My beautiful Sri Lankan family ❤

So you can do ½ day programs, full day and even multiple days and you can stay there and they will feed you the most amazing home cooked meals! They will take you to the Elephant Dung Paper Factory, you can go to an English school and the students can practice on you, and they will give you cooking lessons! The accommodations are basic but comfortable with a bottom-less tea pot. I hope if you are in Sri Lanka you will stop by and support this wonderful family.

You know how people often say, well what can I do? I am just one person/family… well this family didn’t say that, they just sloughed ahead and worked through the inevitable heartbreak and struggle when you are bucking tradition but they are making a difference, not just in Seetha’s life but as being an example to the tourists and locals that you don’t need the chains and the bullhook if you treat your elephant with respect. Every day she is walked once in the morning and once in the afternoon and every time there is a gaggle of tourists trailing behind her so the locals see this, other tourists see this and the ripple effect takes over. We don’t have to ride an elephant to enjoy her, in fact I think that my times walking with the elephants have been so much better, so much more real than if I was perched on top of her, hurting her back, listening to the chains rattle. ~shudder~ No, I get to look her in the eye and know that I am not adding to her suffering and that means the world to me.

People look at those huge bodies and can’t understand how it would possibly hurt her to ride them. Well there’s a reason riding elephants are drapped in chains – the elephant is is constant pain and will only tolerate you up there because she has no choice. Their spines are very fragile.




4 thoughts on “The Elephant Freedom Project Week

  1. Thank you for highlighting the plight of the elephant, in Sri Lanka and in many countries. We too visited Lek’s elephant sanctuary in Thailand, which is absolutely wonderful. She has done an amazing job at rescuing elephants and educating the public about elephant abuse. Uduwalawe, where the orphanage is located in Sri Lanka, has a different mission: their priority is to try to deal with the constant flow of young elephants brought into their care when the babies have lost their moms. Of course one can always point to shortcomings, but if Uduwalawe did not exist and babies were not rescued, the conversation would be about the necessity to create an orphanage. Last time we visited the center they had over 50 young elephants in their care!! Quite an accomplishment.

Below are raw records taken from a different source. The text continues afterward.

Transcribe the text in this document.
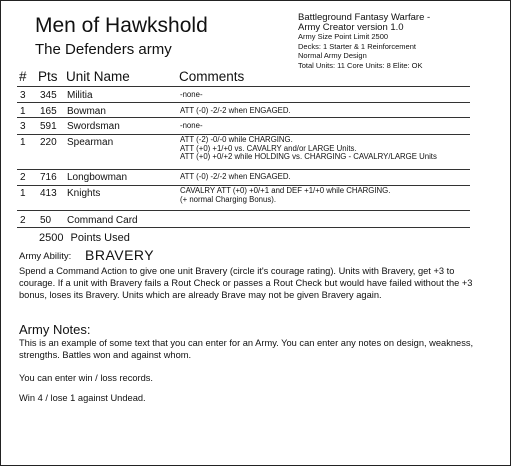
Men of Hawkshold
The Defenders army
Battleground Fantasy Warfare -
Army Creator version 1.0
Army Size Point Limit 2500
Decks: 1 Starter & 1 Reinforcement
Normal Army Design
Total Units: 11 Core Units: 8 Elite: OK
# Pts Unit Name	Comments
3 345 Militia	-none-
1 165 Bowman	ATT (-0) -2/-2 when ENGAGED.
3 591 Swordsman	-none-
1 220 Spearman	ATT (-2) -0/-0 while CHARGING.
ATT (+0) +1/+0 vs. CAVALRY and/or LARGE Units.
ATT (+0) +0/+2 while HOLDING vs. CHARGING - CAVALRY/LARGE Units
2 716 Longbowman	ATT (-0) -2/-2 when ENGAGED.
1 413 Knights	CAVALRY ATT (+0) +0/+1 and DEF +1/+0 while CHARGING.
(+ normal Charging Bonus).
2 50 Command Card
2500 Points Used
Army Ability: BRAVERY
Spend a Command Action to give one unit Bravery (circle it's courage rating). Units with Bravery, get +3 to courage. If a unit with Bravery fails a Rout Check or passes a Rout Check but would have failed without the +3 bonus, loses its Bravery. Units which are already Brave may not be given Bravery again.
Army Notes:
This is an example of some text that you can enter for an Army. You can enter any notes on design, weakness, strengths. Battles won and against whom.
You can enter win / loss records.
Win 4 / lose 1 against Undead.
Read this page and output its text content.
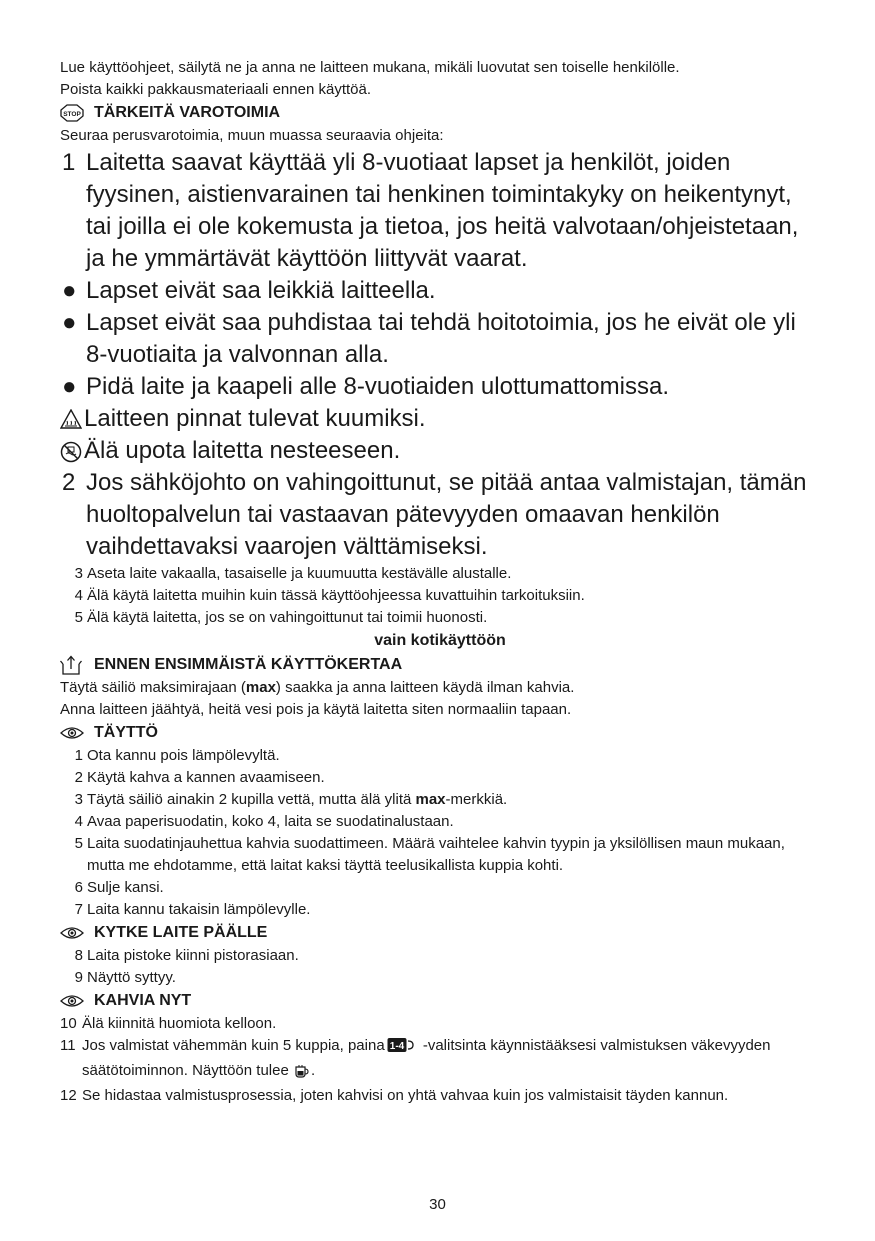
Lue käyttöohjeet, säilytä ne ja anna ne laitteen mukana, mikäli luovutat sen toiselle henkilölle.
Poista kaikki pakkausmateriaali ennen käyttöä.
STOP TÄRKEITÄ VAROTOIMIA
Seuraa perusvarotoimia, muun muassa seuraavia ohjeita:
1 Laitetta saavat käyttää yli 8-vuotiaat lapset ja henkilöt, joiden fyysinen, aistienvarainen tai henkinen toimintakyky on heikentynyt, tai joilla ei ole kokemusta ja tietoa, jos heitä valvotaan/ohjeistetaan, ja he ymmärtävät käyttöön liittyvät vaarat.
● Lapset eivät saa leikkiä laitteella.
● Lapset eivät saa puhdistaa tai tehdä hoitotoimia, jos he eivät ole yli 8-vuotiaita ja valvonnan alla.
● Pidä laite ja kaapeli alle 8-vuotiaiden ulottumattomissa.
Laitteen pinnat tulevat kuumiksi.
Älä upota laitetta nesteeseen.
2 Jos sähköjohto on vahingoittunut, se pitää antaa valmistajan, tämän huoltopalvelun tai vastaavan pätevyyden omaavan henkilön vaihdettavaksi vaarojen välttämiseksi.
3 Aseta laite vakaalla, tasaiselle ja kuumuutta kestävälle alustalle.
4 Älä käytä laitetta muihin kuin tässä käyttöohjeessa kuvattuihin tarkoituksiin.
5 Älä käytä laitetta, jos se on vahingoittunut tai toimii huonosti.
vain kotikäyttöön
ENNEN ENSIMMÄISTÄ KÄYTTÖKERTAA
Täytä säiliö maksimirajaan (max) saakka ja anna laitteen käydä ilman kahvia.
Anna laitteen jäähtyä, heitä vesi pois ja käytä laitetta siten normaaliin tapaan.
TÄYTTÖ
1 Ota kannu pois lämpölevyltä.
2 Käytä kahva a kannen avaamiseen.
3 Täytä säiliö ainakin 2 kupilla vettä, mutta älä ylitä max-merkkiä.
4 Avaa paperisuodatin, koko 4, laita se suodatinalustaan.
5 Laita suodatinjauhettua kahvia suodattimeen. Määrä vaihtelee kahvin tyypin ja yksilöllisen maun mukaan, mutta me ehdotamme, että laitat kaksi täyttä teelusikallista kuppia kohti.
6 Sulje kansi.
7 Laita kannu takaisin lämpölevylle.
KYTKE LAITE PÄÄLLE
8 Laita pistoke kiinni pistorasiaan.
9 Näyttö syttyy.
KAHVIA NYT
10 Älä kiinnitä huomiota kelloon.
11 Jos valmistat vähemmän kuin 5 kuppia, paina 1-4 -valitsinta käynnistääksesi valmistuksen väkevyyden säätötoiminnon. Näyttöön tulee .
12 Se hidastaa valmistusprosessia, joten kahvisi on yhtä vahvaa kuin jos valmistaisit täyden kannun.
30
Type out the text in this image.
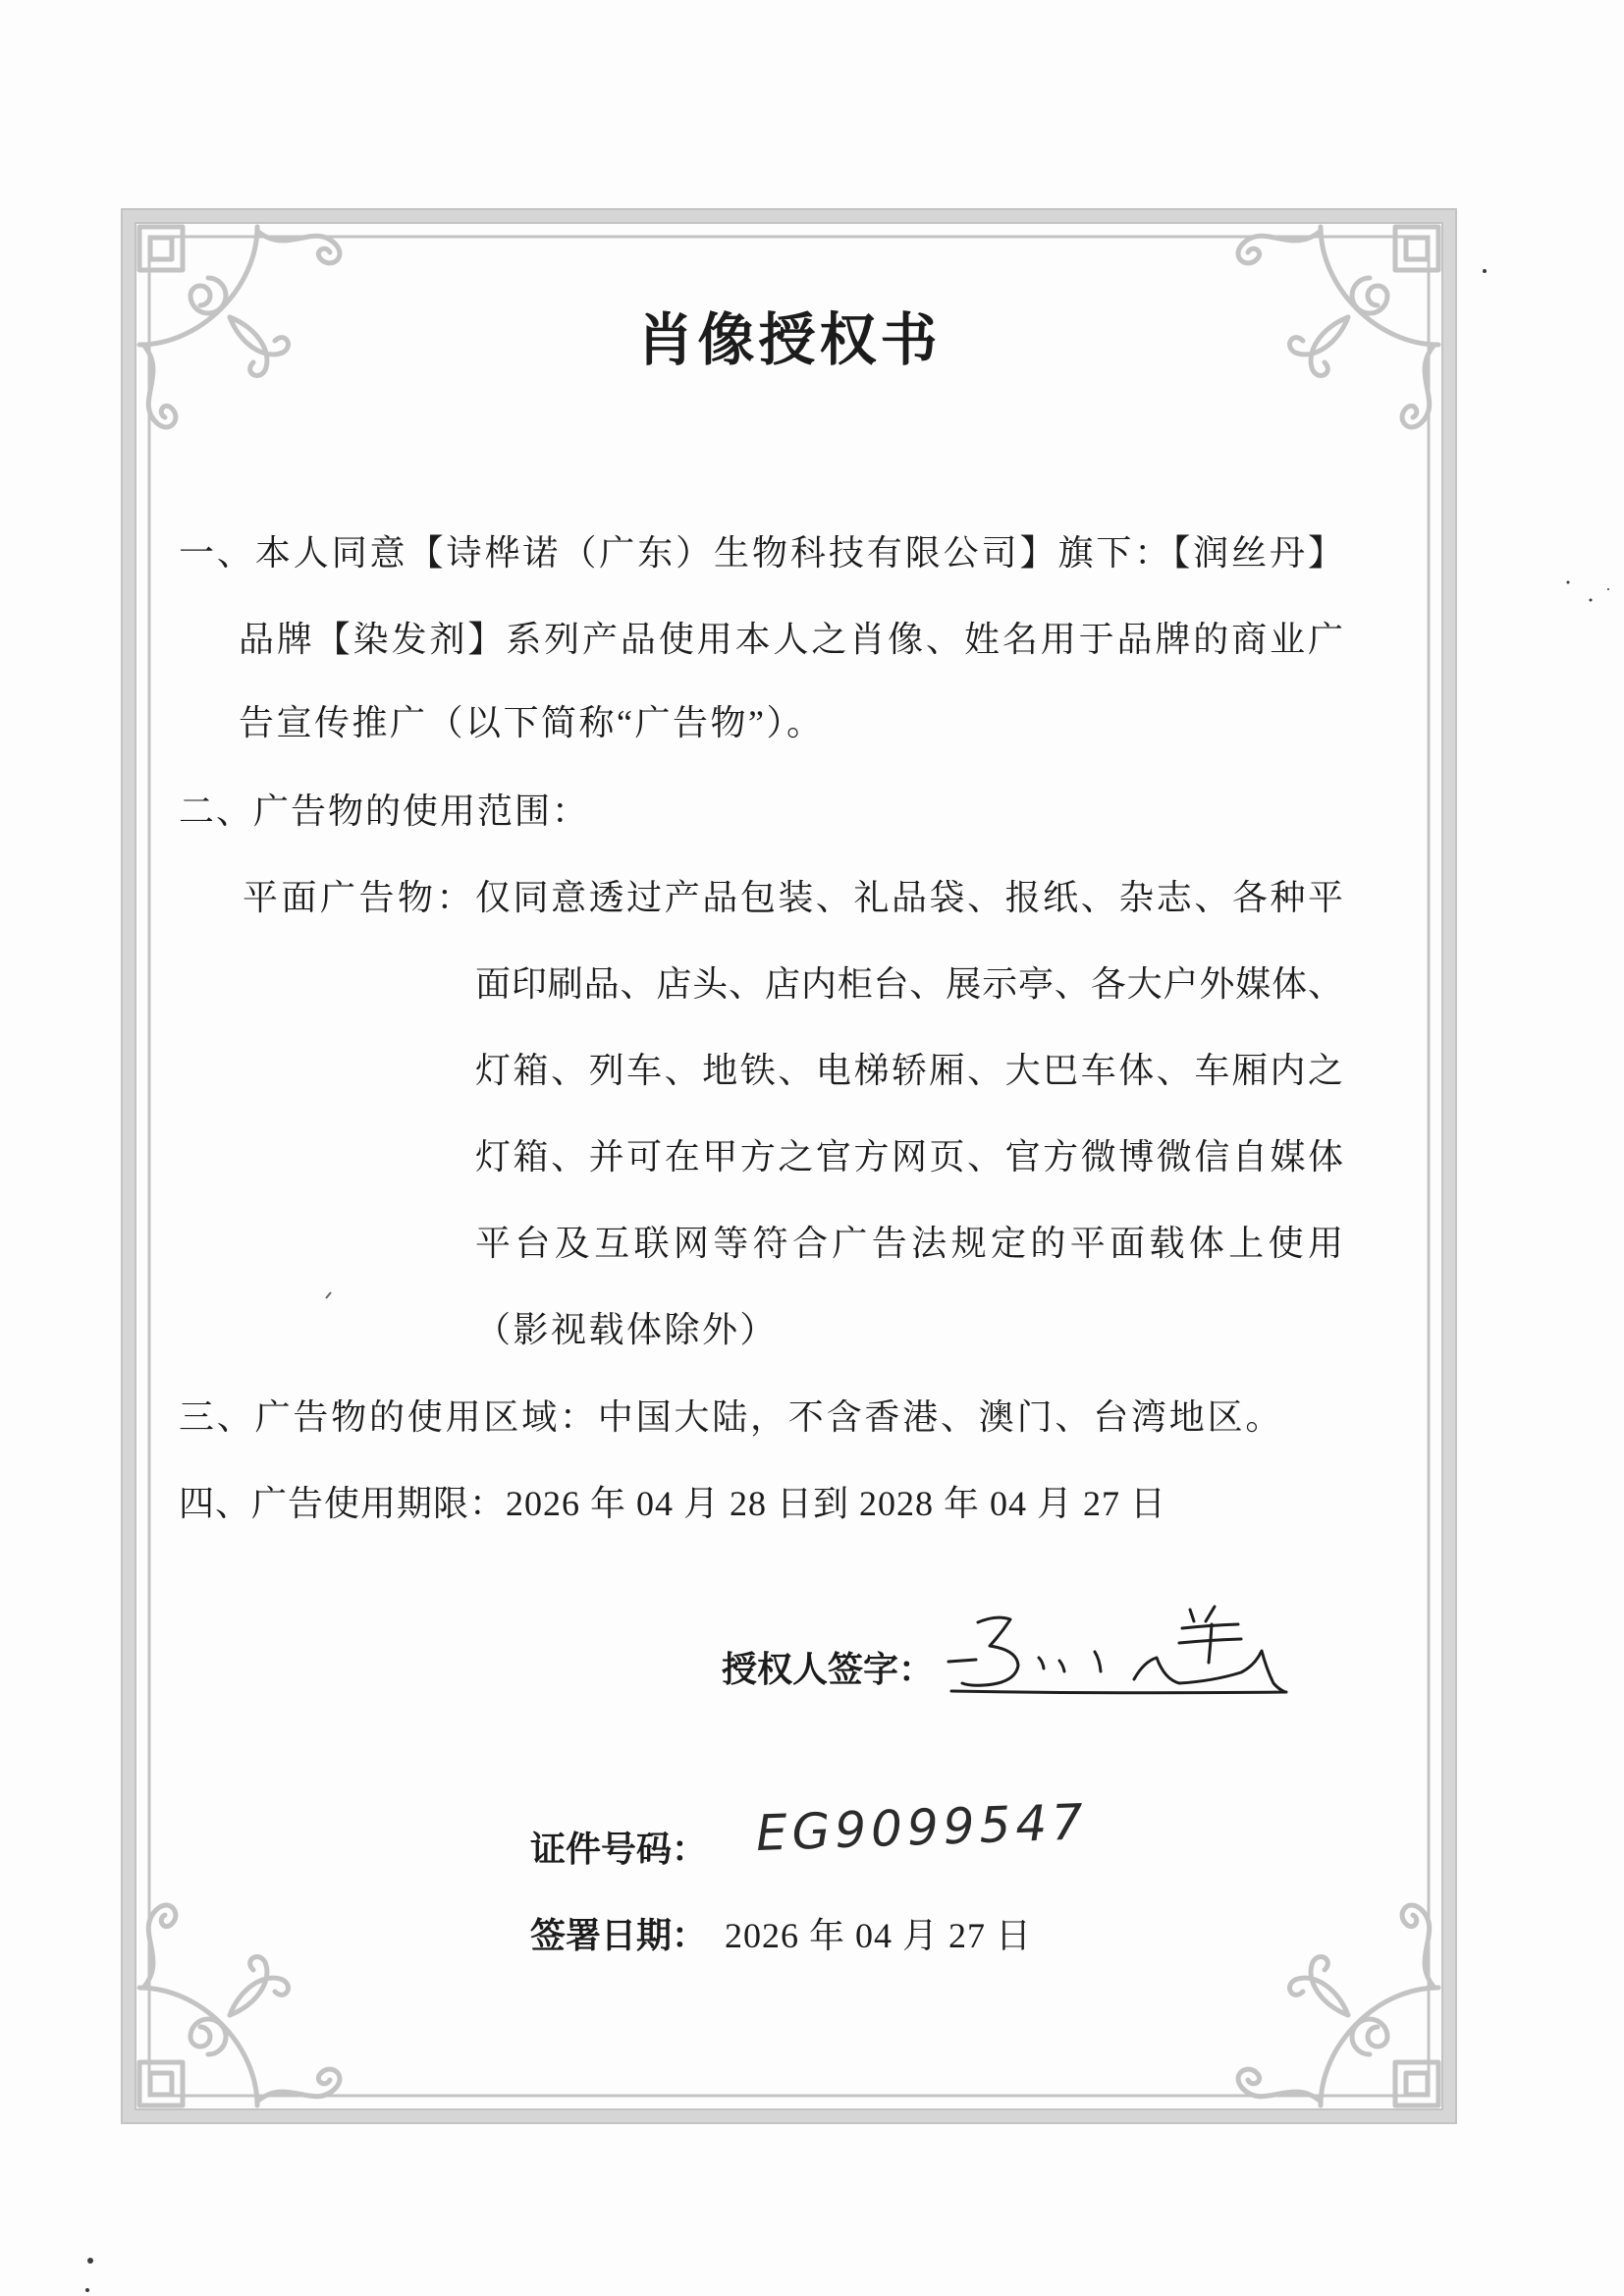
肖像授权书
一、本人同意【诗桦诺（广东）生物科技有限公司】旗下：【润丝丹】
品牌【染发剂】系列产品使用本人之肖像、姓名用于品牌的商业广
告宣传推广（以下简称“广告物”）。
二、广告物的使用范围：
平面广告物： 仅同意透过产品包装、礼品袋、报纸、杂志、各种平
面印刷品、店头、店内柜台、展示亭、各大户外媒体、
灯箱、列车、地铁、电梯轿厢、大巴车体、车厢内之
灯箱、并可在甲方之官方网页、官方微博微信自媒体
平台及互联网等符合广告法规定的平面载体上使用
（影视载体除外）
三、广告物的使用区域：中国大陆，不含香港、澳门、台湾地区。
四、广告使用期限：2026 年 04 月 28 日到 2028 年 04 月 27 日
授权人签字：
证件号码： EG9099547
签署日期： 2026 年 04 月 27 日
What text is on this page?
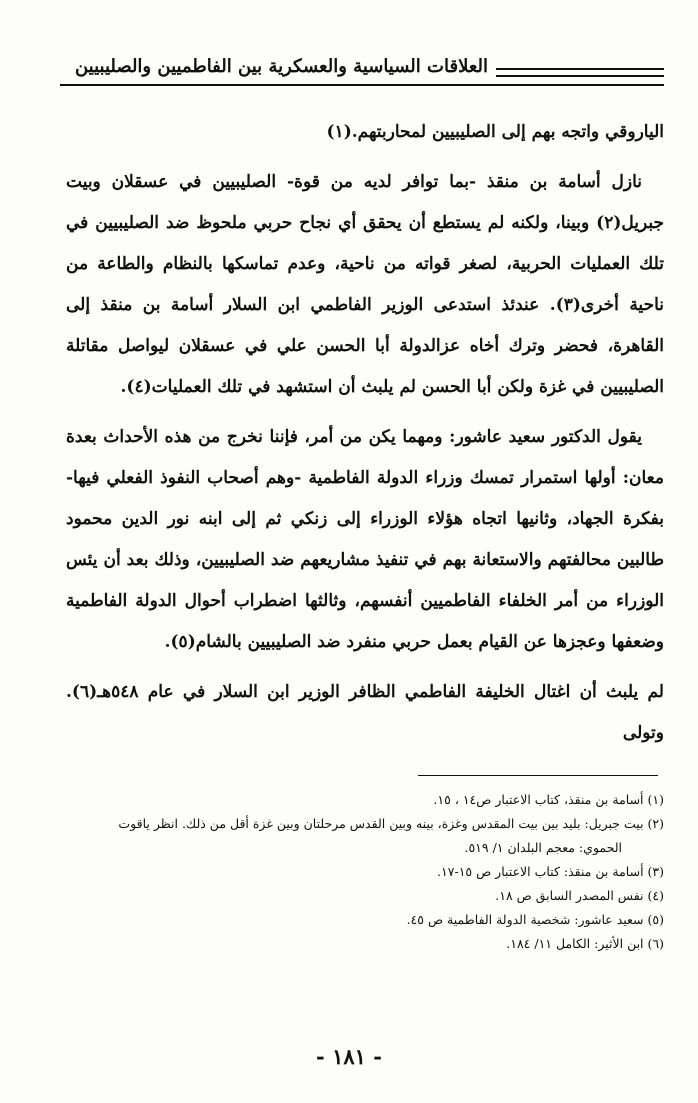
العلاقات السياسية والعسكرية بين الفاطميين والصليبيين

الياروقي واتجه بهم إلى الصليبيين لمحاربتهم.(١)

نازل أسامة بن منقذ -بما توافر لديه من قوة- الصليبيين في عسقلان وبيت جبريل(٢) وبينا، ولكنه لم يستطع أن يحقق أي نجاح حربي ملحوظ ضد الصليبيين في تلك العمليات الحربية، لصغر قواته من ناحية، وعدم تماسكها بالنظام والطاعة من ناحية أخرى(٣). عندئذ استدعى الوزير الفاطمي ابن السلار أسامة بن منقذ إلى القاهرة، فحضر وترك أخاه عزالدولة أبا الحسن علي في عسقلان ليواصل مقاتلة الصليبيين في غزة ولكن أبا الحسن لم يلبث أن استشهد في تلك العمليات(٤).

يقول الدكتور سعيد عاشور: ومهما يكن من أمر، فإننا نخرج من هذه الأحداث بعدة معان: أولها استمرار تمسك وزراء الدولة الفاطمية -وهم أصحاب النفوذ الفعلي فيها- بفكرة الجهاد، وثانيها اتجاه هؤلاء الوزراء إلى زنكي ثم إلى ابنه نور الدين محمود طالبين محالفتهم والاستعانة بهم في تنفيذ مشاريعهم ضد الصليبيين، وذلك بعد أن يئس الوزراء من أمر الخلفاء الفاطميين أنفسهم، وثالثها اضطراب أحوال الدولة الفاطمية وضعفها وعجزها عن القيام بعمل حربي منفرد ضد الصليبيين بالشام(٥).

لم يلبث أن اغتال الخليفة الفاطمي الظافر الوزير ابن السلار في عام ٥٤٨هـ(٦). وتولى

(١) أسامة بن منقذ، كتاب الاعتبار ص١٤ ، ١٥.
(٢) بيت جبريل: بليد بين بيت المقدس وغزة، بينه وبين القدس مرحلتان وبين غزة أقل من ذلك. انظر ياقوت
الحموي: معجم البلدان ١/ ٥١٩.
(٣) أسامة بن منقذ: كتاب الاعتبار ص ١٥-١٧.
(٤) نفس المصدر السابق ص ١٨.
(٥) سعيد عاشور: شخصية الدولة الفاطمية ص ٤٥.
(٦) ابن الأثير: الكامل ١١/ ١٨٤.
- ١٨١ -
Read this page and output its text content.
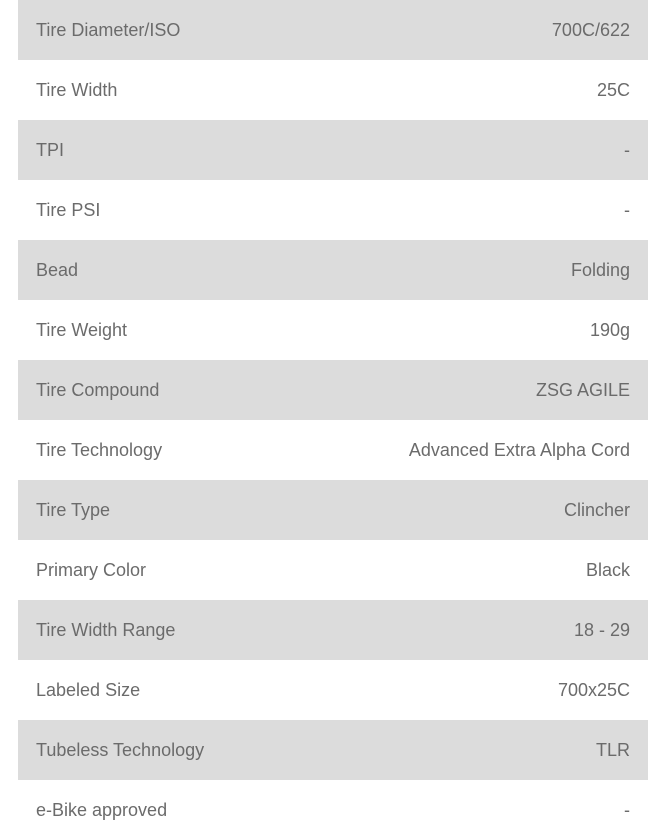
Tire Diameter/ISO	700C/622
Tire Width	25C
TPI	-
Tire PSI	-
Bead	Folding
Tire Weight	190g
Tire Compound	ZSG AGILE
Tire Technology	Advanced Extra Alpha Cord
Tire Type	Clincher
Primary Color	Black
Tire Width Range	18 - 29
Labeled Size	700x25C
Tubeless Technology	TLR
e-Bike approved	-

    Thank you for highlighting the cruelty which occurs when tourists ride elephants. This will only be stopped once tourists are aware of the issues and do not pay for the rides. Every little bit helps…



    • Hi Peta;
      Thanks for dropping by.
      Are you talking about the Elephant Transit Home at Udawalawe? Or that thing at Pinawala? Because the orphanage at Pinawala is awful, the reports of chains and beatings can’t be ignored. On the other hand at least with the Elephant Transit Home the babies are being readied to be released into the national park as soon as they are five years old. I have no idea what becomes of the babies at the orphanage.